Assembly Member for Limpopo
- Incumbent
- Assumed office 14 June 2024

Mayor of Collins Chabane Local Municipality
- In office August 2016 – December 2018
- Preceded by: Municipality established
- Succeeded by: Moses Maluleke

Personal details
- Born: 6 April 1966 (age 60)
- Citizenship: South Africa
- Party: African National Congress

= Joyce Bila =

South African politician (born 1966)

Tintswalo Joyce Bila (born 6 April 1966) is a South African politician from Limpopo. She has represented the African National Congress in the National Assembly of South Africa since June 2024. She was formerly the inaugural mayor of the Collins Chabane Local Municipality between August 2016 and December 2018.

During Bila's term as Collins Chabane mayor, the municipality illegally deposited R120-million with VBS Mutual Bank, an amount it forfeited after the bank collapsed.
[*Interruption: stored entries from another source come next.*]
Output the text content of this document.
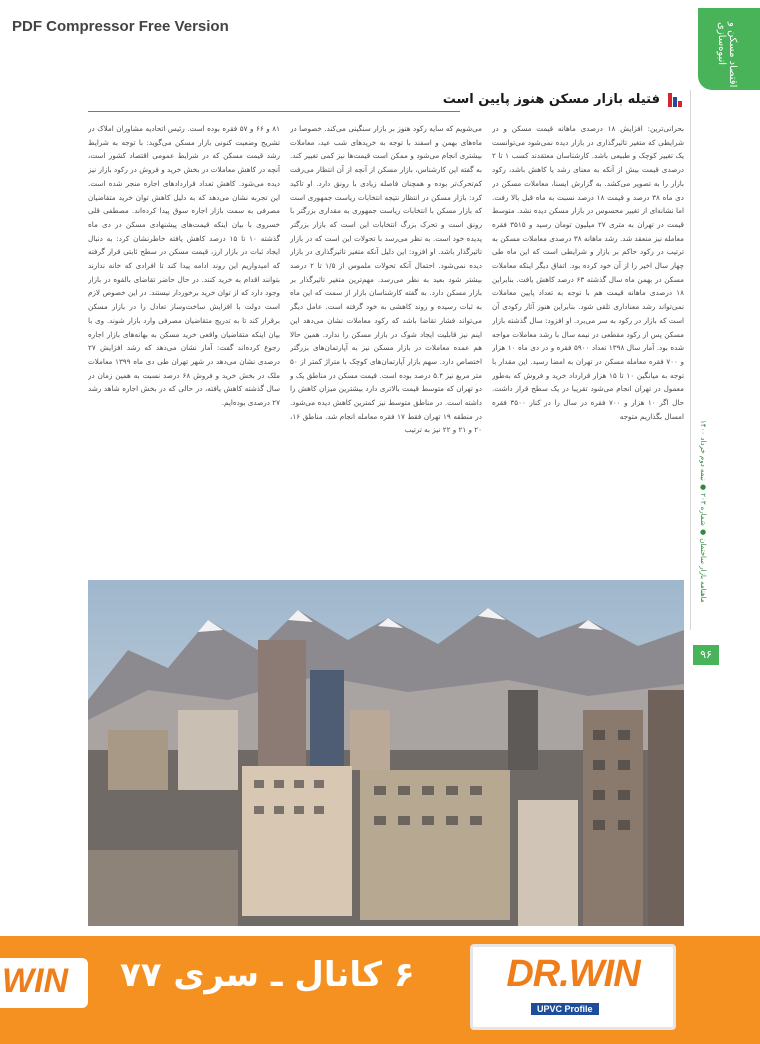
PDF Compressor Free Version	اقتصاد مسکن و انبوه‌سازی
ماهنامه بازار ساختمان ● شماره ۲۰۳ ● نیمه دوم خرداد ۱۴۰۰
۹۶
فتیله بازار مسکن هنوز پایین است

بحرانی‌ترین: افزایش ۱۸ درصدی ماهانه قیمت مسکن و در شرایطی که متغیر تاثیرگذاری در بازار دیده نمی‌شود می‌توانست یک تغییر کوچک و طبیعی باشد. کارشناسان معتقدند کسب ۱ تا ۲ درصدی قیمت بیش از آنکه به معنای رشد یا کاهش باشد، رکود بازار را به تصویر می‌کشد. به گزارش ایسنا، معاملات مسکن در دی ماه ۳۸ درصد و قیمت ۱۸ درصد نسبت به ماه قبل بالا رفت. اما نشانه‌ای از تغییر محسوس در بازار مسکن دیده نشد. متوسط قیمت در تهران به متری ۲۷ میلیون تومان رسید و ۳۵۱۵ فقره معامله نیز منعقد شد. رشد ماهانه ۳۸ درصدی معاملات مسکن به ترتیب در رکود حاکم بر بازار و شرایطی است که این ماه طی چهار سال اخیر را از آن خود کرده بود. اتفاق دیگر اینکه معاملات مسکن در بهمن ماه سال گذشته ۶۳ درصد کاهش یافت. بنابراین ۱۸ درصدی ماهانه قیمت هم با توجه به تعداد پایین معاملات نمی‌تواند رشد معناداری تلقی شود. بنابراین هنوز آثار رکودی آن است که بازار در رکود به سر می‌برد. او افزود: سال گذشته بازار مسکن پس از رکود مقطعی در نیمه سال با رشد معاملات مواجه شده بود. آمار سال ۱۳۹۸ تعداد ۵۹۰۰ فقره و در دی ماه ۱۰ هزار و ۷۰۰ فقره معامله مسکن در تهران به امضا رسید. این مقدار با توجه به میانگین ۱۰ تا ۱۵ هزار قرارداد خرید و فروش که به‌طور معمول در تهران انجام می‌شود تقریبا در یک سطح قرار داشت. حال اگر ۱۰ هزار و ۷۰۰ فقره در سال را در کنار ۳۵۰۰ فقره امسال بگذاریم متوجه

می‌شویم که سایه رکود هنوز بر بازار سنگینی می‌کند. خصوصا در ماه‌های بهمن و اسفند با توجه به خریدهای شب عید، معاملات بیشتری انجام می‌شود و ممکن است قیمت‌ها نیز کمی تغییر کند. به گفته این کارشناس، بازار مسکن از آنچه از آن انتظار می‌رفت کم‌تحرک‌تر بوده و همچنان فاصله زیادی با رونق دارد. او تاکید کرد: بازار مسکن در انتظار نتیجه انتخابات ریاست جمهوری است که بازار مسکن با انتخابات ریاست جمهوری به مقداری بزرگتر با رونق است و تحرک بزرگ انتخابات این است که بازار بزرگتر پدیده خود است. به نظر می‌رسد با تحولات این است که در بازار تاثیرگذار باشد. او افزود: این دلیل آنکه متغیر تاثیرگذاری در بازار دیده نمی‌شود. احتمال آنکه تحولات ملموس از ۱/۵ تا ۲ درصد بیشتر شود بعید به نظر می‌رسد. مهم‌ترین متغیر تاثیرگذار بر بازار مسکن دارد. به گفته کارشناسان بازار از سمت که این ماه به ثبات رسیده و روند کاهشی به خود گرفته است. عامل دیگر می‌تواند فشار تقاضا باشد که رکود معاملات نشان می‌دهد این اینم نیز قابلیت ایجاد شوک در بازار مسکن را ندارد. همین حالا هم عمده معاملات در بازار مسکن نیز به آپارتمان‌های بزرگتر اختصاص دارد. سهم بازار آپارتمان‌های کوچک با متراژ کمتر از ۵۰ متر مربع نیز ۵.۴ درصد بوده است. قیمت مسکن در مناطق یک و دو تهران که متوسط قیمت بالاتری دارد بیشترین میزان کاهش را داشته است. در مناطق متوسط نیز کمترین کاهش دیده می‌شود. در منطقه ۱۹ تهران فقط ۱۷ فقره معامله انجام شد. مناطق ۱۶، ۲۰ و ۲۱ و ۲۲ نیز به ترتیب

۸۱ و ۶۶ و ۵۷ فقره بوده است. رئیس اتحادیه مشاوران املاک در تشریح وضعیت کنونی بازار مسکن می‌گوید: با توجه به شرایط رشد قیمت مسکن که در شرایط عمومی اقتصاد کشور است، آنچه در کاهش معاملات در بخش خرید و فروش در رکود بازار نیز دیده می‌شود. کاهش تعداد قراردادهای اجاره منجر شده است. این تجربه نشان می‌دهد که به دلیل کاهش توان خرید متقاضیان مصرفی به سمت بازار اجاره سوق پیدا کرده‌اند. مصطفی قلی خسروی با بیان اینکه قیمت‌های پیشنهادی مسکن در دی ماه گذشته ۱۰ تا ۱۵ درصد کاهش یافته خاطرنشان کرد: به دنبال ایجاد ثبات در بازار ارز، قیمت مسکن در سطح ثابتی قرار گرفته که امیدواریم این روند ادامه پیدا کند تا افرادی که خانه ندارند بتوانند اقدام به خرید کنند. در حال حاضر تقاضای بالقوه در بازار وجود دارد که از توان خرید برخوردار نیستند. در این خصوص لازم است دولت با افزایش ساخت‌وساز تعادل را در بازار مسکن برقرار کند تا به تدریج متقاضیان مصرفی وارد بازار شوند. وی با بیان اینکه متقاضیان واقعی خرید مسکن به بهانه‌های بازار اجاره رجوع کرده‌اند گفت: آمار نشان می‌دهد که رشد افزایش ۲۷ درصدی نشان می‌دهد در شهر تهران طی دی ماه ۱۳۹۹ معاملات ملک در بخش خرید و فروش ۶۸ درصد نسبت به همین زمان در سال گذشته کاهش یافته، در حالی که در بخش اجاره شاهد رشد ۲۷ درصدی بوده‌ایم.

WIN ۶ کانال ـ سری ۷۷	DR.WIN
UPVC Profile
The ANC removed Bila from her mayoral office during the ensuing scandal.

== Early life and career ==
Bila was born on 6 April 1966.

== Mayor of Collins Chabane: 2016–2018 ==
She rose to prominence after the 2016 local elections, when she was elected as mayor of the newly established Collins Chabane Local Municipality in northeastern Limpopo. Initially referred to only as LIM345, the municipality was established by merging portions of the Makhado Local Municipality and Thulamela Local Municipality to create a new subdistrict that included Malamulele, Hlanganani, and Vuwani; in Vuwani in particular, the move was vociferously opposed. A member of the African National Congress (ANC), Bila was elected as the inaugural mayor after the election in August 2016, and she was formally inaugurated in a ceremony on 29 October 2016.

In October 2018 City Press reported that Bila's tenure in the mayoral office was insecure. A month later, the VBS Mutual Bank was liquidated amid a major political scandal; the bank had become insolvent after defrauding its depositors, who included several Limpopo municipalities. After an investigation concluded that the municipal deposits had been illegal under public finance law, the Provincial Executive Committee of the ANC in Limpopo announced on 11 December 2018 that it would remove seven mayors from office in affected municipalities. Bila was one of them; under her leadership, Collins Chabane had deposited and lost an investment of R120 million. Bila's municipal manager and chief financial officer were suspended from their positions.

Shortly after the ANC's announcement, the Hawks confirmed that it was pursuing a criminal investigation into Bila and the six other sacked mayors, amid indications that some Limpopo politicians had received kickbacks in exchange for keeping municipal money deposited at VBS. According to the Limpopo Mirror, Bila denied that she had approved the Collins Chabane investment, saying that the decision had been taken by the municipal manager and chief financial officer.

Moses Maluleke was elected to replace her as Collins Chabane mayor in December 2018. Bila returned to the municipality as an ordinary councillor in the November 2021 local elections. She later moved to the council of the Vhembe District Municipality, where in November 2023 she was appointed to Mayor Tsakani Nkondo's Mayoral Committee as Member of the Mayoral Committee for Local Economic Development and Planning.

== National Assembly: 2024–present ==
In the May 2024 general election, Bila stood as a parliamentary candidate, ranked 15th on the ANC's party list for the Limpopo constituency. She was elected to a seat in the National Assembly, the lower house of the South African Parliament. She was appointed as a member of Parliament's Standing Committee on Public Accounts and Standing Committee on the Auditor-General.